The International Monetary Fund (IMF) has revised Nigeria’s economic growth forecast for 2024 down to 2.9 percent, citing factors such as insecurity in oil-producing regions, the impact of flooding, and lower-than-expected economic activity in the first half of the year. This adjustment, detailed in the latest World Economic Outlook.
The IMF highlighted that this revision also impacts the broader Sub-Saharan Africa growth outlook, which decreased from 3.8 per cent to 3.7 per cent.
The report was presented by IMF’s economic counselor and director of Research, Pierre-Olivier Gourinchas, during a press conference unveiling the World Economic Outlook (WEO) at the ongoing IMF/World Bank annual meetings in Washington, D.C. Earlier in April, the IMF had projected Nigeria’s growth at 3.3 percent for 2024, which was subsequently adjusted to 3.1 percent in July.
In recent weeks, devastating floods have claimed the lives of hundreds of Nigerians, destroyed homes and farmland while posing a significant threat to food supplies, particularly in the severely affected northern region. According to the National Emergency Management Agency, the floods—largely attributed to inadequate infrastructure and dam management—resulted in 185 fatalities and displaced approximately 208,000 people across 28 of Nigeria’s 36 states. Additionally, ongoing unrest in the Niger Delta region has further impacted oil production, which is Nigeria’s primary source of revenue.
The IMF stressed the need for governments to strike a delicate balance between curbing inflation and providing necessary support to vulnerable populations. Using Nigeria as an example, Gourinchas explained, “Fiscal consolidation becomes difficult when governments must also allocate resources for relief efforts, such as responding to flooding or supporting the poor and vulnerable.” Debt sustainability remains a persistent issue across the region. “Although some progress has been made in controlling debt, it is still too high, and the debt service burden remains significant,” Gourinchas added. He expressed optimism, however, that the region could make further strides toward stabilizing its economies if the right policy mix is maintained.
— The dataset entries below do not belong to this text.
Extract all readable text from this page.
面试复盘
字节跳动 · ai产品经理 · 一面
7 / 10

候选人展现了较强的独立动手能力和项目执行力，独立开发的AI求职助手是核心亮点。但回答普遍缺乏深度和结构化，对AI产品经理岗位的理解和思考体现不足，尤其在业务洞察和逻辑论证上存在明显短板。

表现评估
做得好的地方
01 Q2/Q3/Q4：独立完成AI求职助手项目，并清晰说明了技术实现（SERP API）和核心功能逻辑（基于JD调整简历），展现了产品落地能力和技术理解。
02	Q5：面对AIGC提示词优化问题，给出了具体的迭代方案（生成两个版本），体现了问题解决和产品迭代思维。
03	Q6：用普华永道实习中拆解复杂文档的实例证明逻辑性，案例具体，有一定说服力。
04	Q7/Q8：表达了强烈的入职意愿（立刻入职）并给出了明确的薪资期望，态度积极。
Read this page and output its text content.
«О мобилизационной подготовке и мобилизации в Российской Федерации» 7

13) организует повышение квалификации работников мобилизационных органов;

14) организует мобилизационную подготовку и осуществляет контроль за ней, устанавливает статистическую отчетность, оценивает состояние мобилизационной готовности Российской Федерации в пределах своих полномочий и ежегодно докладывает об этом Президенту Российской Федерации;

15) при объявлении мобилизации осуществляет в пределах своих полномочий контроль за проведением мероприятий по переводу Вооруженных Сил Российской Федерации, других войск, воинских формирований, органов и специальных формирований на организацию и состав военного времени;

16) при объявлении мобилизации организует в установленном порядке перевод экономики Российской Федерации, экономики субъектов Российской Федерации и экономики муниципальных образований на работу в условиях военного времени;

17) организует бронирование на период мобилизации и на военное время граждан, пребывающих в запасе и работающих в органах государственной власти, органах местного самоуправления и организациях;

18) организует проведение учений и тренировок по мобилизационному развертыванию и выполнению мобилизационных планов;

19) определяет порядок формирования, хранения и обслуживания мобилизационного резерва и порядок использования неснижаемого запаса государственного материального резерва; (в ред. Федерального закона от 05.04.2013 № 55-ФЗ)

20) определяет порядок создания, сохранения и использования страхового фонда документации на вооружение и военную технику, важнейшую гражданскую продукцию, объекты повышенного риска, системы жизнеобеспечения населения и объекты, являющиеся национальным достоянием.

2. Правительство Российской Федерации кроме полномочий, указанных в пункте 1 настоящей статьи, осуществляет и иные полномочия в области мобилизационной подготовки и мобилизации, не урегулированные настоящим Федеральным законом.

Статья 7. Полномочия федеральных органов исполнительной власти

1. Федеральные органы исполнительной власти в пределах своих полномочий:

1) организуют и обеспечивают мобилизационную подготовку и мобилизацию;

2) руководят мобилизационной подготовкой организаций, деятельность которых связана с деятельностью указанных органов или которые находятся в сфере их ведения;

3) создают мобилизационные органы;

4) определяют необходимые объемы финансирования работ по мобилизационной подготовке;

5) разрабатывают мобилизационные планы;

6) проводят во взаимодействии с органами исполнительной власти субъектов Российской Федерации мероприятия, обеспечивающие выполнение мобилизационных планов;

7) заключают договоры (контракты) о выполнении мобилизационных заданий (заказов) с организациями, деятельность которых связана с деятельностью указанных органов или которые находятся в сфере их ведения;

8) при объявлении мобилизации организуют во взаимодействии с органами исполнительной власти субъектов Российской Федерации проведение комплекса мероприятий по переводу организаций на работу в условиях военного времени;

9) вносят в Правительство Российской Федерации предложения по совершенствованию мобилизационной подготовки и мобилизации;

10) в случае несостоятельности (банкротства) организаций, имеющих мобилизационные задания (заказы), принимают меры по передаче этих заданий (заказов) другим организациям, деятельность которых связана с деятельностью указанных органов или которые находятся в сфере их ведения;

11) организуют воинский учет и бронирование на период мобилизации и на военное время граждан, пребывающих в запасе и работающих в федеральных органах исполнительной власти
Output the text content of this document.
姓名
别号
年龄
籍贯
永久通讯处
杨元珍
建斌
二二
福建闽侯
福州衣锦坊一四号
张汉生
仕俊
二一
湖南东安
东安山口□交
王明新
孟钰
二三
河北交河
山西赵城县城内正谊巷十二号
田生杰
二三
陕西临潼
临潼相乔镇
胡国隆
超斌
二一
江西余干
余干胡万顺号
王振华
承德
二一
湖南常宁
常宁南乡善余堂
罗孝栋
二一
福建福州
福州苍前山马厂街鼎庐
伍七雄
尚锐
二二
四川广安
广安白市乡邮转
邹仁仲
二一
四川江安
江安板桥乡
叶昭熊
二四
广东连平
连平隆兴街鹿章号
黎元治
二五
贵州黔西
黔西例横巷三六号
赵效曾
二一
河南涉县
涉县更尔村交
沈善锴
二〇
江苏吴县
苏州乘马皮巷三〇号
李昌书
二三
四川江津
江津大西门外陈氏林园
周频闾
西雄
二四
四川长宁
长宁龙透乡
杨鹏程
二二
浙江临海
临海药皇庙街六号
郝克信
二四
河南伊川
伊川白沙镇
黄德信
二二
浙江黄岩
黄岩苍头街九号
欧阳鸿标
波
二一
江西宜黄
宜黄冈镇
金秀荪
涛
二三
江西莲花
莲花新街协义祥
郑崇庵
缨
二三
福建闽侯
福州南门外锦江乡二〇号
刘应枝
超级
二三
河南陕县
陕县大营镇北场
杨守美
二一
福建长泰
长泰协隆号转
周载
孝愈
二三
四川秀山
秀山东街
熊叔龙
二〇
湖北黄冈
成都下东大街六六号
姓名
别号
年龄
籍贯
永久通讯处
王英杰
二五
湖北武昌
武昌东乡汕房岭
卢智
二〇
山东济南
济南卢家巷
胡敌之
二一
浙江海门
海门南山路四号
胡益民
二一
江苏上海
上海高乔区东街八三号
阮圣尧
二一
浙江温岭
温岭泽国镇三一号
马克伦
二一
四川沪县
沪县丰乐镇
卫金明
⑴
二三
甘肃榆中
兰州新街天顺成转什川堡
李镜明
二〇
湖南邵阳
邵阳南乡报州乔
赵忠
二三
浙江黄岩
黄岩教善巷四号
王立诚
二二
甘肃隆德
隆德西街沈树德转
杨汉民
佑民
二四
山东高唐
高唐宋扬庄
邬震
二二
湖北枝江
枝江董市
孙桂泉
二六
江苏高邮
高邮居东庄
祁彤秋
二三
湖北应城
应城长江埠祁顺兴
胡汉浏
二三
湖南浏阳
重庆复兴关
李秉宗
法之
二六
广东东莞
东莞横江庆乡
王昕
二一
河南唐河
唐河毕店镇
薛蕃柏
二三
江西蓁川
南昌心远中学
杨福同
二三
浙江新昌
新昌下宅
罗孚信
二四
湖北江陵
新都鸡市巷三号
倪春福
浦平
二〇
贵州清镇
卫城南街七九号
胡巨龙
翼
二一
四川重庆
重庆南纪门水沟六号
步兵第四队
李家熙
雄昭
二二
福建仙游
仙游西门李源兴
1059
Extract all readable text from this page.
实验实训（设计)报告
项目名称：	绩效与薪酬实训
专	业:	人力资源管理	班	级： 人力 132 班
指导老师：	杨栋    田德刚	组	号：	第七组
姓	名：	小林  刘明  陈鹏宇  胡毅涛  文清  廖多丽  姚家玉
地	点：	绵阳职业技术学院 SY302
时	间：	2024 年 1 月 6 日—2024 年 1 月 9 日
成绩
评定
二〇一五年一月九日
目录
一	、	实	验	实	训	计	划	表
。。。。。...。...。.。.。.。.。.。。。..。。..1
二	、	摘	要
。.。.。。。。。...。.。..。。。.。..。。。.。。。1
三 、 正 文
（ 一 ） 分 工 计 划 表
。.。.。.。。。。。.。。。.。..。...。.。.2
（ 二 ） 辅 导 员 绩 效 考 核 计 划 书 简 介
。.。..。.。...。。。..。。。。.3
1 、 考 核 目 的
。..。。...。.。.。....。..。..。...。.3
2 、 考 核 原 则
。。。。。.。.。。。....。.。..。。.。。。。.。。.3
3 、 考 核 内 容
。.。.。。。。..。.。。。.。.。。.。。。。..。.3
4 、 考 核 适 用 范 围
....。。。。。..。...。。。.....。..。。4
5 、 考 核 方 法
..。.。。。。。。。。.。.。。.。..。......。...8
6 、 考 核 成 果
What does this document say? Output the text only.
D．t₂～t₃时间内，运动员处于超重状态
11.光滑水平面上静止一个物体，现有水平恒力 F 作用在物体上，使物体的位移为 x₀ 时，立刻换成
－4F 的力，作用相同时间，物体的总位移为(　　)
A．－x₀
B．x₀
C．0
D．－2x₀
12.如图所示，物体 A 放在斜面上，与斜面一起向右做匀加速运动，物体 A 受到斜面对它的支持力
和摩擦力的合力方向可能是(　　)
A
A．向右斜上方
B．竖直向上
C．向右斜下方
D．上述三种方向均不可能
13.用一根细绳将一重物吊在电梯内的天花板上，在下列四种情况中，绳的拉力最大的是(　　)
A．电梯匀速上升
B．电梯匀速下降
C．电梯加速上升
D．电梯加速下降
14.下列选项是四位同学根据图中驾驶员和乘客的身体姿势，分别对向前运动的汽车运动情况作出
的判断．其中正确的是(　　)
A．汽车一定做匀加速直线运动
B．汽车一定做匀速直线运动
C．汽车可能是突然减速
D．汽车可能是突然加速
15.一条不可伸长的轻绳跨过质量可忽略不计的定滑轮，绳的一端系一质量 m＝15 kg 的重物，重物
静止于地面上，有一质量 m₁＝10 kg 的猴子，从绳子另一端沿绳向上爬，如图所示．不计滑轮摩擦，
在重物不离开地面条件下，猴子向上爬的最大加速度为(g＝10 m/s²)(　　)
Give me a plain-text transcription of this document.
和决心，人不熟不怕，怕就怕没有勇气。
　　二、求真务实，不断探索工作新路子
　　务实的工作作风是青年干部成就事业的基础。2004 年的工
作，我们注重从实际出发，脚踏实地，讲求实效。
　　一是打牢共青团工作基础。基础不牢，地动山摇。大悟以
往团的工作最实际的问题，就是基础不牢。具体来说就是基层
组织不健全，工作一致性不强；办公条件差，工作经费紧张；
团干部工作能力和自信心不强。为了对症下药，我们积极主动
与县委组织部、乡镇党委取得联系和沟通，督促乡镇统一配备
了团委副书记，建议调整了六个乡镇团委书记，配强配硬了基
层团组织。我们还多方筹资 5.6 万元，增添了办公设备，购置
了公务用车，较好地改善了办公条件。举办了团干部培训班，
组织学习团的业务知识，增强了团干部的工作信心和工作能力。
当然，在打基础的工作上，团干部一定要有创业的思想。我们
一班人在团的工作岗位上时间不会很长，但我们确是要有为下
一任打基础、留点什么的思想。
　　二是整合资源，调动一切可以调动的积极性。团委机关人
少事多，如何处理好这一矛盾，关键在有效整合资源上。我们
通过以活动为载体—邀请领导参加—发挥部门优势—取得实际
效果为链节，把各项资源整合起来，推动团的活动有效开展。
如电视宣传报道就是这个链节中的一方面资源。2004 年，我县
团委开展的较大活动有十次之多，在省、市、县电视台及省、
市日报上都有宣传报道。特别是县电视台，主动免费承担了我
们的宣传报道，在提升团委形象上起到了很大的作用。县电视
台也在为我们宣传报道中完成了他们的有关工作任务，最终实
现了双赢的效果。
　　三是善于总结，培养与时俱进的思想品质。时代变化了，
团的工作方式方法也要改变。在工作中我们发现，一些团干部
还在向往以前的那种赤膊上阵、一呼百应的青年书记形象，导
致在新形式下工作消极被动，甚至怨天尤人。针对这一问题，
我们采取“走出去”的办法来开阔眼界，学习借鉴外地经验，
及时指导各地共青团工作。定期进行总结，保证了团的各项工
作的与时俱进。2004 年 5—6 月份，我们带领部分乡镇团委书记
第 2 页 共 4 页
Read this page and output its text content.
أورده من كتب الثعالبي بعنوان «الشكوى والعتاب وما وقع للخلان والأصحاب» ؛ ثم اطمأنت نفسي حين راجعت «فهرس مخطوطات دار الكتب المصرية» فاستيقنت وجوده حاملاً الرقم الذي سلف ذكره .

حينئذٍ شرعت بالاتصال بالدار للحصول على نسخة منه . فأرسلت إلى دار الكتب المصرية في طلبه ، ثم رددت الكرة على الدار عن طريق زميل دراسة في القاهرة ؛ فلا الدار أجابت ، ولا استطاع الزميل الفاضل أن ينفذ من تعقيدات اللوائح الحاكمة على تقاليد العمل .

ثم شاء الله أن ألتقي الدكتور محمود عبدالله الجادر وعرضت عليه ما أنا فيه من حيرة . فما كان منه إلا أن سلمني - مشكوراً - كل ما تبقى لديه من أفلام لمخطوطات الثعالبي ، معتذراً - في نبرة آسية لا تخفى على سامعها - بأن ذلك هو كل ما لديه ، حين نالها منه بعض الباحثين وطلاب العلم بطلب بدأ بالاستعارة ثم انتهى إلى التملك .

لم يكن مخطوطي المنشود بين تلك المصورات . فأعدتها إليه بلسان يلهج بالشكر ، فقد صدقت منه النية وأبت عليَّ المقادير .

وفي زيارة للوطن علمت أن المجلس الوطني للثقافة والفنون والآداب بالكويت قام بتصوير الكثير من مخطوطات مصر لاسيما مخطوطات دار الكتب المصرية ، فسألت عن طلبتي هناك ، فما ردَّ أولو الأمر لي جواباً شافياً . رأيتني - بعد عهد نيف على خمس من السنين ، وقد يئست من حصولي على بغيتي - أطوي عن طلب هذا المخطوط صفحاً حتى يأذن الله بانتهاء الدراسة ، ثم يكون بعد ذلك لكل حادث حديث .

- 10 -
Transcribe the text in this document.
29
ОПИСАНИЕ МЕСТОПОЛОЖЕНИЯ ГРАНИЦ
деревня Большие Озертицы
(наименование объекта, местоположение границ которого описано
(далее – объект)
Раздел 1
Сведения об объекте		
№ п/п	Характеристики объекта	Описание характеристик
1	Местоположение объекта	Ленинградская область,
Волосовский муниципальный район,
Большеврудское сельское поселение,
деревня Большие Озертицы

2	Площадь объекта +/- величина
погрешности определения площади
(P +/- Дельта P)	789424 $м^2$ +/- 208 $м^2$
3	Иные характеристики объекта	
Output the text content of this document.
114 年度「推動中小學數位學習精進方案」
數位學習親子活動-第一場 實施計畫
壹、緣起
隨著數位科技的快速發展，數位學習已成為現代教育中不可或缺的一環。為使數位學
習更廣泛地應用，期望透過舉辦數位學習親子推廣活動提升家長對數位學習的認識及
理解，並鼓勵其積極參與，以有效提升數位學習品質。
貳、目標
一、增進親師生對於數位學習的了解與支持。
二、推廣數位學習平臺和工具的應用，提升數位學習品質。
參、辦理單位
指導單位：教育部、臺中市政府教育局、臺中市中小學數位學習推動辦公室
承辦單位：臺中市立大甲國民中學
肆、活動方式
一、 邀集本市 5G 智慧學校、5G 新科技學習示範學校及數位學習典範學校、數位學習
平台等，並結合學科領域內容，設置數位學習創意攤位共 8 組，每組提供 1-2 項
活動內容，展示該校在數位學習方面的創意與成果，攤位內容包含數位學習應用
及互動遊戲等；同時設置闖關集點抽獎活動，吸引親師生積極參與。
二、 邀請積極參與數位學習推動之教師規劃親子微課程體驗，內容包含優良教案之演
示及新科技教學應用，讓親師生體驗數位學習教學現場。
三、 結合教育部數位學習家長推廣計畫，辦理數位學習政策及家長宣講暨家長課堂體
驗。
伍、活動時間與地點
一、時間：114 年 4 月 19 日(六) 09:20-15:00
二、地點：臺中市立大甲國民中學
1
The report noted that global growth is expected to remain stable yet underwhelming in the year. “However, notable revisions have taken place beneath the surface since April 2024, with upgrades to the forecast for the United States offsetting downgrades to those for other advanced economies, in particular, the largest European countries. Likewise, in emerging markets and developing economies, disruptions to production and shipping of commodities—especially oil—conflicts, civil unrest, and extreme weather events have led to downward revisions to the outlook for the Middle East and Central Asia and that for sub-Saharan Africa.
“These have been compensated for by upgrades to the forecast for emerging Asia, where surging demand for semiconductors and electronics, driven by significant investments in artificial intelligence, has bolstered growth, a trend supported by substantial public investment in China and India. Five years from now, global growth should reach 3.1 per cent—a mediocre performance compared with the pre pandemic average.”